We are seeking skilled LLAMA Software Engineers to join a high-impact team working on cutting-edge Large Language Model (LLM) solutions for our strategic client. You will work on the implementation, fine-tuning, deployment, and integration of client’s open-source LLaMA (Large Language Model AI) models in real-world production environments.

As part of this role, you will collaborate closely with client’s AI/ML researchers, product teams, and infrastructure engineers to develop scalable, safe, and responsible generative AI applications.

⸻

Key Responsibilities

• Design, develop, and deploy applications using LLaMA and other open-source LLM architectures.

• Fine-tune and optimize large models for specific tasks using reinforcement learning, prompt engineering, LoRA, or QLoRA.
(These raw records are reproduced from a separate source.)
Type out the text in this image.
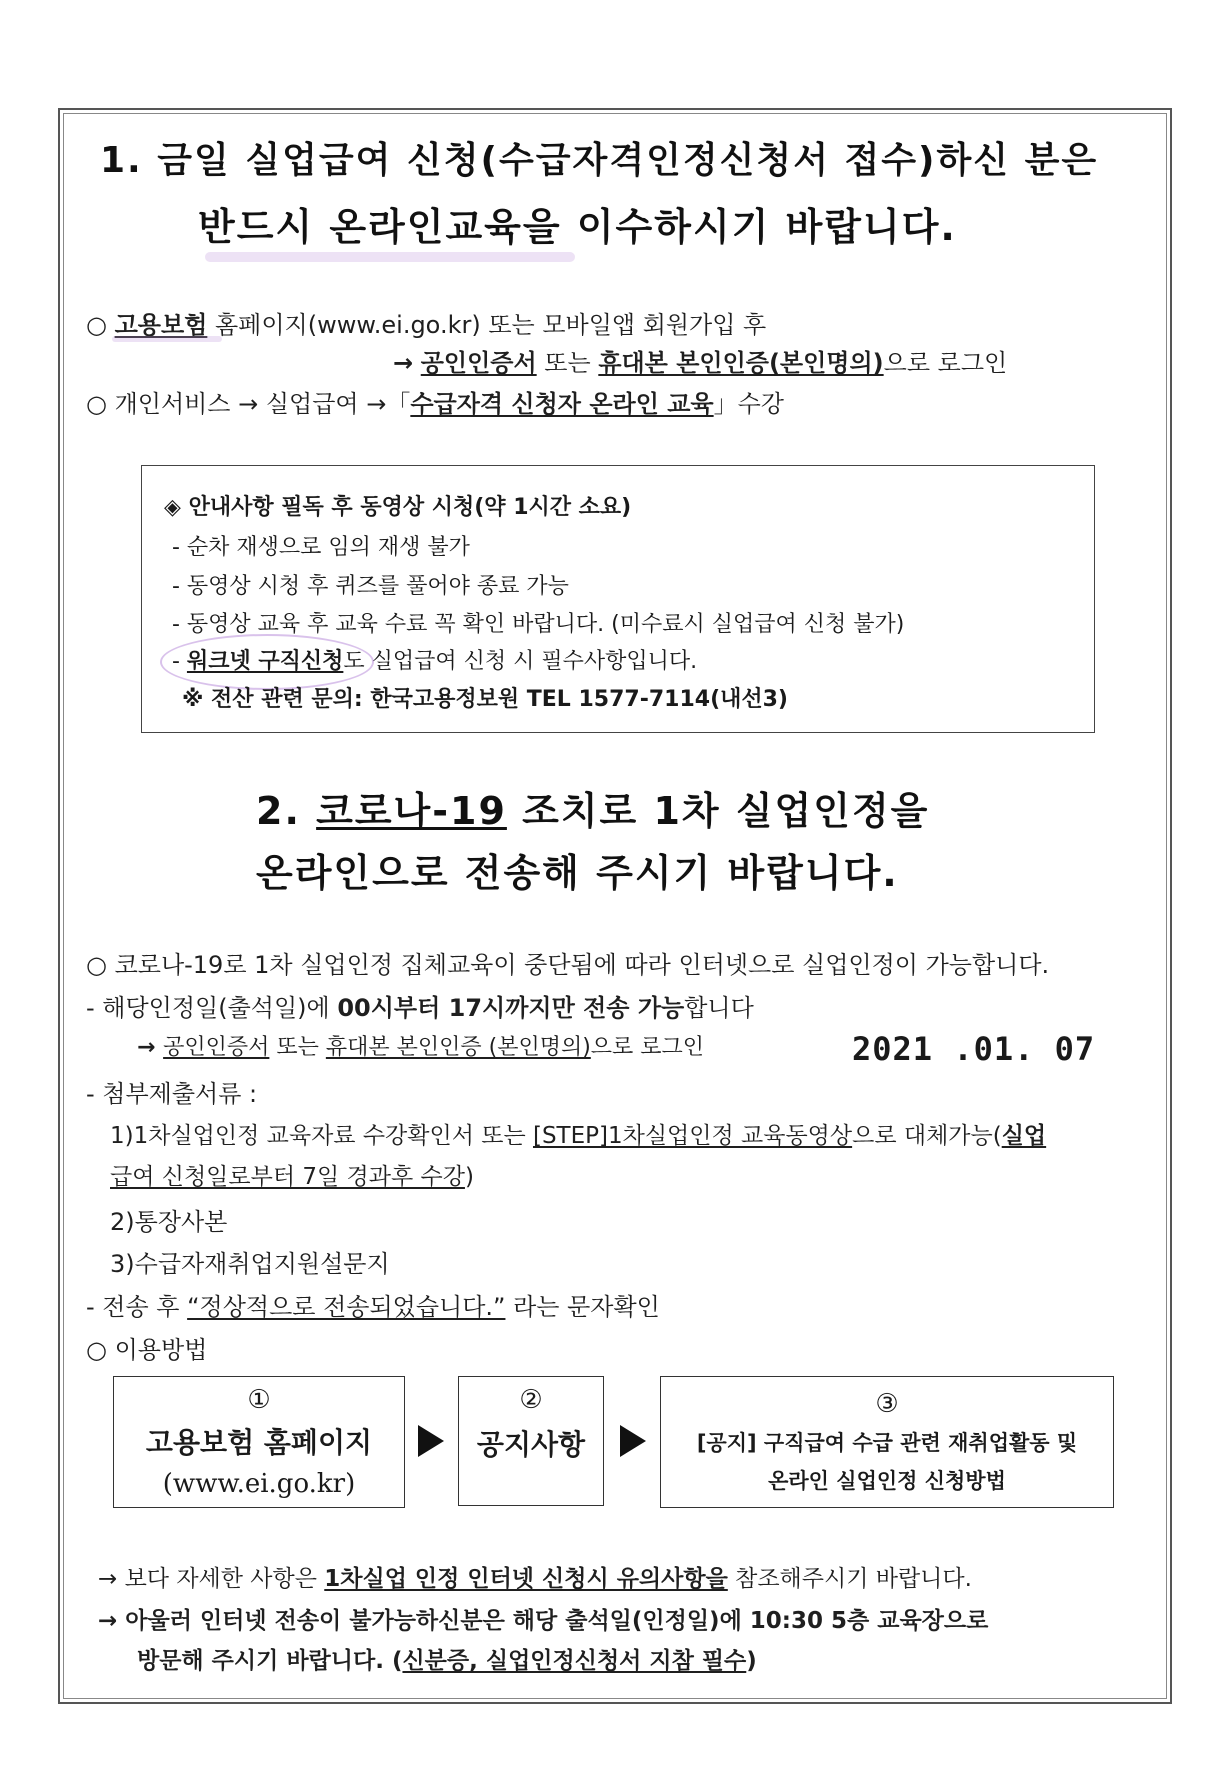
1. 금일 실업급여 신청(수급자격인정신청서 접수)하신 분은
반드시 온라인교육을 이수하시기 바랍니다.
○ 고용보험 홈페이지(www.ei.go.kr) 또는 모바일앱 회원가입 후
→ 공인인증서 또는 휴대본 본인인증(본인명의)으로 로그인
○ 개인서비스 → 실업급여 →「수급자격 신청자 온라인 교육」수강
◈ 안내사항 필독 후 동영상 시청(약 1시간 소요)
- 순차 재생으로 임의 재생 불가
- 동영상 시청 후 퀴즈를 풀어야 종료 가능
- 동영상 교육 후 교육 수료 꼭 확인 바랍니다. (미수료시 실업급여 신청 불가)
- 워크넷 구직신청도 실업급여 신청 시 필수사항입니다.
※ 전산 관련 문의: 한국고용정보원 TEL 1577-7114(내선3)
2. 코로나-19 조치로 1차 실업인정을
온라인으로 전송해 주시기 바랍니다.
○ 코로나-19로 1차 실업인정 집체교육이 중단됨에 따라 인터넷으로 실업인정이 가능합니다.
- 해당인정일(출석일)에 00시부터 17시까지만 전송 가능합니다
→ 공인인증서 또는 휴대본 본인인증 (본인명의)으로 로그인	2021 .01. 07
- 첨부제출서류 :
1)1차실업인정 교육자료 수강확인서 또는 [STEP]1차실업인정 교육동영상으로 대체가능(실업
급여 신청일로부터 7일 경과후 수강)
2)통장사본
3)수급자재취업지원설문지
- 전송 후 “정상적으로 전송되었습니다.” 라는 문자확인
○ 이용방법
①
고용보험 홈페이지
(www.ei.go.kr)
②
공지사항
③
[공지] 구직급여 수급 관련 재취업활동 및
온라인 실업인정 신청방법
→ 보다 자세한 사항은 1차실업 인정 인터넷 신청시 유의사항을 참조해주시기 바랍니다.
→ 아울러 인터넷 전송이 불가능하신분은 해당 출석일(인정일)에 10:30 5층 교육장으로
방문해 주시기 바랍니다. (신분증, 실업인정신청서 지참 필수)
• Collaborate with client stakeholders to integrate LLMs into products like search, recommendation, support automation, and content generation.

• Build robust APIs, pipelines, and tools to support LLM inference, performance monitoring, and scalability.

• Address bias, toxicity, latency, and cost-efficiency in LLM outputs in compliance with client’s responsible AI guidelines.

• Contribute to open-source efforts or internal model innovation, benchmarking, and performance improvements.

⸻

Required Qualifications

• Bachelor’s or Master’s degree in Computer Science, Machine Learning, Artificial Intelligence, or related field.

• 3–7 years of experience in software engineering with at least 1–2 years working on LLMs, transformers, or generative AI.

• Hands-on experience with LLaMA, GPT, PaLM, Mistral, or similar models using libraries like Hugging Face Transformers, PyTorch, DeepSpeed, Ray, or Accelerate.

• Solid knowledge of fine-tuning techniques, distributed training, and inference optimization (e.g., quantization, model pruning).

• Proficiency in Python and strong engineering practices (version control, CI/CD, unit testing).

• Familiarity with client’s ecosystem or equivalent (FAIR, PyTorch/Xformers, FBGEMM, etc.) is a plus.

⸻

Preferred Skills

• Experience deploying LLMs in production environments at scale.

• Familiarity with MLOps platforms (e.g., MLFlow, SageMaker, Weights & Biases).

• Experience with multimodal models, agent frameworks (AutoGPT, LangChain, Open Agents), or retrieval-augmented generation (RAG) pipelines.

• Background in privacy-preserving ML, RLHF, or embedding-based search.